Das schwache Geschlecht? Fakten über das Gehirn und die Geschlechter

Die Frage, ob es ein „schwaches Geschlecht“ gibt und welche Rolle das Gehirn dabei spielt, ist komplex und vielschichtig. Die Debatte wird oft von Stereotypen und vorgefertigten Meinungen geprägt. Dieser Artikel beleuchtet verschiedene Aspekte dieser Thematik, von biologischen Unterschieden bis hin zu gesellschaftlichen Einflüssen, und versucht, ein differenziertes Bild zu zeichnen.

Männliche Vorbilder in der frühen Kindheit

Michel ist sechs Jahre alt und freut sich über die Anwesenheit von Felix, dem neuen Praktikanten in seiner Kindergartengruppe. Gemeinsam mit seinem Freund Holger genießt er die Zeit mit dem männlichen Spielgefährten. Diese Szene verdeutlicht ein Problem, das in der Gesellschaft immer wieder diskutiert wird: Der Mangel an männlichen Vorbildern in den ersten Lebensjahren von Jungen.
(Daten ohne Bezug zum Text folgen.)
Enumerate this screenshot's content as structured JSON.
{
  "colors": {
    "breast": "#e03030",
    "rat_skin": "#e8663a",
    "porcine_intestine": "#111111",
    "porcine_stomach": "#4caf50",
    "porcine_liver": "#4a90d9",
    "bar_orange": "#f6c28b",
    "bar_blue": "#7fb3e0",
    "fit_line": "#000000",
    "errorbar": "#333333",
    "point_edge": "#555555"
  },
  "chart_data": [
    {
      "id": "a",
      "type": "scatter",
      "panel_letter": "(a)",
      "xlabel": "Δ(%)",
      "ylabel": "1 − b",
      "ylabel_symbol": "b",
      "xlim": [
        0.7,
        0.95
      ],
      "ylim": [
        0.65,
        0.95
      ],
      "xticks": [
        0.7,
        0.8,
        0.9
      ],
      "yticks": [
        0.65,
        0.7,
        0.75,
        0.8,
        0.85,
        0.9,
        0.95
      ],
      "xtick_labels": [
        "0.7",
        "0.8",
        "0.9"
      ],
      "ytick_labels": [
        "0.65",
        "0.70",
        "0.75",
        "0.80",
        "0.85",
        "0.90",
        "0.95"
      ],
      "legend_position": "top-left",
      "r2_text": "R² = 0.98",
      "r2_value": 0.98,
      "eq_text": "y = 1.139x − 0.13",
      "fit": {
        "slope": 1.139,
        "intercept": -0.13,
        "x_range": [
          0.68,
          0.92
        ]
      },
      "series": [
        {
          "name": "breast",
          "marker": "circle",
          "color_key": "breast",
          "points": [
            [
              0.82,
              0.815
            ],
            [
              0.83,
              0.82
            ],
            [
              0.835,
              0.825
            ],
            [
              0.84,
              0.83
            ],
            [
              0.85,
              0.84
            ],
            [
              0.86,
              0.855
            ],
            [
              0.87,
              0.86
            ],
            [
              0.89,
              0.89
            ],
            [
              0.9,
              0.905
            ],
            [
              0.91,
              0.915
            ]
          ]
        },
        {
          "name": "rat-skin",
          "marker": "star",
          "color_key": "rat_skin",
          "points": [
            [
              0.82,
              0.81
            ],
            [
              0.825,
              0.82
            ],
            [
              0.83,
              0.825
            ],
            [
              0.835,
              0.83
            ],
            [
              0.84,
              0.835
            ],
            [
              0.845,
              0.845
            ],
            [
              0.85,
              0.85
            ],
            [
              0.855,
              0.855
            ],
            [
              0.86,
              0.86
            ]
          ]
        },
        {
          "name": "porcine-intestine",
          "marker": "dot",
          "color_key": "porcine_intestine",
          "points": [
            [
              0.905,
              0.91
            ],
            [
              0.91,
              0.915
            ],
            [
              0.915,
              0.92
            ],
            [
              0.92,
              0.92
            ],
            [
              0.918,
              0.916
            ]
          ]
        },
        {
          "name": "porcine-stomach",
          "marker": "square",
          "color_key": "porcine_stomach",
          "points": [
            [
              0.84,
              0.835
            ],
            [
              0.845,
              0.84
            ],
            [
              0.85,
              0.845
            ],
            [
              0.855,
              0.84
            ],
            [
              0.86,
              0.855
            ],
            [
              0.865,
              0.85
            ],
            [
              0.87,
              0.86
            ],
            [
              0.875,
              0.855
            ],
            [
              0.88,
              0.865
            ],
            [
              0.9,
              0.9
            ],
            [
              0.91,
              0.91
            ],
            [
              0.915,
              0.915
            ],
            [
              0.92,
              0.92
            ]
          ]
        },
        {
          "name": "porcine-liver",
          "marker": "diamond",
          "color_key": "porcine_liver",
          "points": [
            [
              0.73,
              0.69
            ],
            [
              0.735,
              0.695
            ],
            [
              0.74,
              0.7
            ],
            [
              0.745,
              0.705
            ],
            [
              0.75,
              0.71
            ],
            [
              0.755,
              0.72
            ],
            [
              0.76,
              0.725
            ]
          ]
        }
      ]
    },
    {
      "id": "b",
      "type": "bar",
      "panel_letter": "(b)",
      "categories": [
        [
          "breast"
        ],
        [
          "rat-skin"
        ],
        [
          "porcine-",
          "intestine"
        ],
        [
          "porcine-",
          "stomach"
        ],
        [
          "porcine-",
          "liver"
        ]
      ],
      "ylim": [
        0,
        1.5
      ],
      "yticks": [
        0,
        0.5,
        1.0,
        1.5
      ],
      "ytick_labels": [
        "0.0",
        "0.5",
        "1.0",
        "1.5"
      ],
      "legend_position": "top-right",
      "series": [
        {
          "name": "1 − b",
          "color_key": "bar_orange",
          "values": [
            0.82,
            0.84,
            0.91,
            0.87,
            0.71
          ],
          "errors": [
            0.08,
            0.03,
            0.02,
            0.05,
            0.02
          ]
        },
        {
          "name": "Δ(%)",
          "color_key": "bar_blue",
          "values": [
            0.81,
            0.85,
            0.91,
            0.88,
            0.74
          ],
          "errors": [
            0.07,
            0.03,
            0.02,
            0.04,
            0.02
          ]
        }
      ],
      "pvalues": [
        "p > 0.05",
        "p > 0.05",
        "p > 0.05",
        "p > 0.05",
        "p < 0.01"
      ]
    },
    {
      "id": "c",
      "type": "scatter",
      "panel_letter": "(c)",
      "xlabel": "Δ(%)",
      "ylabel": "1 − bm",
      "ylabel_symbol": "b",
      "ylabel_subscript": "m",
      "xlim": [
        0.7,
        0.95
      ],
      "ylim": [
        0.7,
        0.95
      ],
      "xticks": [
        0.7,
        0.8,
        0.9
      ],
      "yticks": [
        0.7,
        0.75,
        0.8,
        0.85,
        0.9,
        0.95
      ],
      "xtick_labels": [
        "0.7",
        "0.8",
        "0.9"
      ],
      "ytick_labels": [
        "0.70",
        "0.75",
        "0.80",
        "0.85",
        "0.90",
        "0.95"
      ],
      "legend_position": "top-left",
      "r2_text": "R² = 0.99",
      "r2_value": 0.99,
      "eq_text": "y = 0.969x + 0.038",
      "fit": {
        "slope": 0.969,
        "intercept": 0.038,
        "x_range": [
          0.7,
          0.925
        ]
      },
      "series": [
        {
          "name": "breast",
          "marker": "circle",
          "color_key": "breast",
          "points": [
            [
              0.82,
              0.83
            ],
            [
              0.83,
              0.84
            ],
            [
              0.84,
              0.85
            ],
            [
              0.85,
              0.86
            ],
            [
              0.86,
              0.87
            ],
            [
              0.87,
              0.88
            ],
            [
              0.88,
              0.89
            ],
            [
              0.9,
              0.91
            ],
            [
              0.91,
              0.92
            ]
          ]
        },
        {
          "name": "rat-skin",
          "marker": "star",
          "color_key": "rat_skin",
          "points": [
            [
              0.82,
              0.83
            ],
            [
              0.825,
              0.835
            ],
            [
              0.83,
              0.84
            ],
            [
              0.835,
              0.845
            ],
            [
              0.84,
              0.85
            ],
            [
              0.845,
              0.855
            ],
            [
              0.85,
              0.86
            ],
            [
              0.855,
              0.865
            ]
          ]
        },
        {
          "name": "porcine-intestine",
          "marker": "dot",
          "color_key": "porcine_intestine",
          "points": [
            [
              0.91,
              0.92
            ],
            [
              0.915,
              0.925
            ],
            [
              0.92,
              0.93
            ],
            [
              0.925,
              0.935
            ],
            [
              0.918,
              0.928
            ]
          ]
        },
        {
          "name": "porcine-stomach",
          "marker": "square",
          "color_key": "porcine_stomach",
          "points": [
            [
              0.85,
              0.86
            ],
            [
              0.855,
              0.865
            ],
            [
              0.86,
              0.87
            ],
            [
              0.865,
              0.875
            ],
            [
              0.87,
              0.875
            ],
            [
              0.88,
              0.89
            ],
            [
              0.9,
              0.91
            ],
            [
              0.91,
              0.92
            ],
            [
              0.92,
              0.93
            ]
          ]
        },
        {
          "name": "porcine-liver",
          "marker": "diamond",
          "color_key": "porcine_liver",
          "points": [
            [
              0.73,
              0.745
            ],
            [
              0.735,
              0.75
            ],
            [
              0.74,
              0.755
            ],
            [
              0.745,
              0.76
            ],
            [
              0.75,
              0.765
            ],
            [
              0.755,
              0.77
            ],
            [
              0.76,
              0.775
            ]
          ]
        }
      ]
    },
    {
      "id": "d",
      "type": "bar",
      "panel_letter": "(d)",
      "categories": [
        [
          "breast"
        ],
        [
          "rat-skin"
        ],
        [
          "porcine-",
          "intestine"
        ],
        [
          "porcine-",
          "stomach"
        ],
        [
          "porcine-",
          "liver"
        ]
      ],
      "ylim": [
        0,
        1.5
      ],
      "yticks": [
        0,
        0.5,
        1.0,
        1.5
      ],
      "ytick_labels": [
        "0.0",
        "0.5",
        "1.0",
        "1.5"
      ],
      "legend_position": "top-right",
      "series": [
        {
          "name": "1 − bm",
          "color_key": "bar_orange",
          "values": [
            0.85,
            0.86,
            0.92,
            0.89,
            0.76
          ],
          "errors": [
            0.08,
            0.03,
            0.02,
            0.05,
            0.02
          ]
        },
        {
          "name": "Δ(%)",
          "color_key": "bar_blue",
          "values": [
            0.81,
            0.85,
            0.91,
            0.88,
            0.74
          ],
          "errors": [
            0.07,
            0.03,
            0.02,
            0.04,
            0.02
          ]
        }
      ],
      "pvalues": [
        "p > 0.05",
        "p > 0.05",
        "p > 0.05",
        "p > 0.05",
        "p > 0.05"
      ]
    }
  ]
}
In Kindergärten und -krippen sind Männer oft Mangelware. Es stellt sich die Frage, ob dieser Mangel Auswirkungen auf die Entwicklung von Jungen hat.

Jungen als Bildungsverlierer?

Statistiken zeigen, dass Jungen häufig schlechtere Schulabschlüsse erzielen, schlechtere Noten schreiben und die Schule häufiger abbrechen als Mädchen. So verließen im Schuljahr 2018 laut Zahlen des statistischen Bundesamtes 8,9 % der Jungen die Schule ohne Hauptschulabschluss, verglichen mit nur 6 % der Mädchen. Auch erreichten weniger Jungen die Fachhochschulreife oder Hochschulreife (42,1 % gegenüber 48,3 % bei Mädchen).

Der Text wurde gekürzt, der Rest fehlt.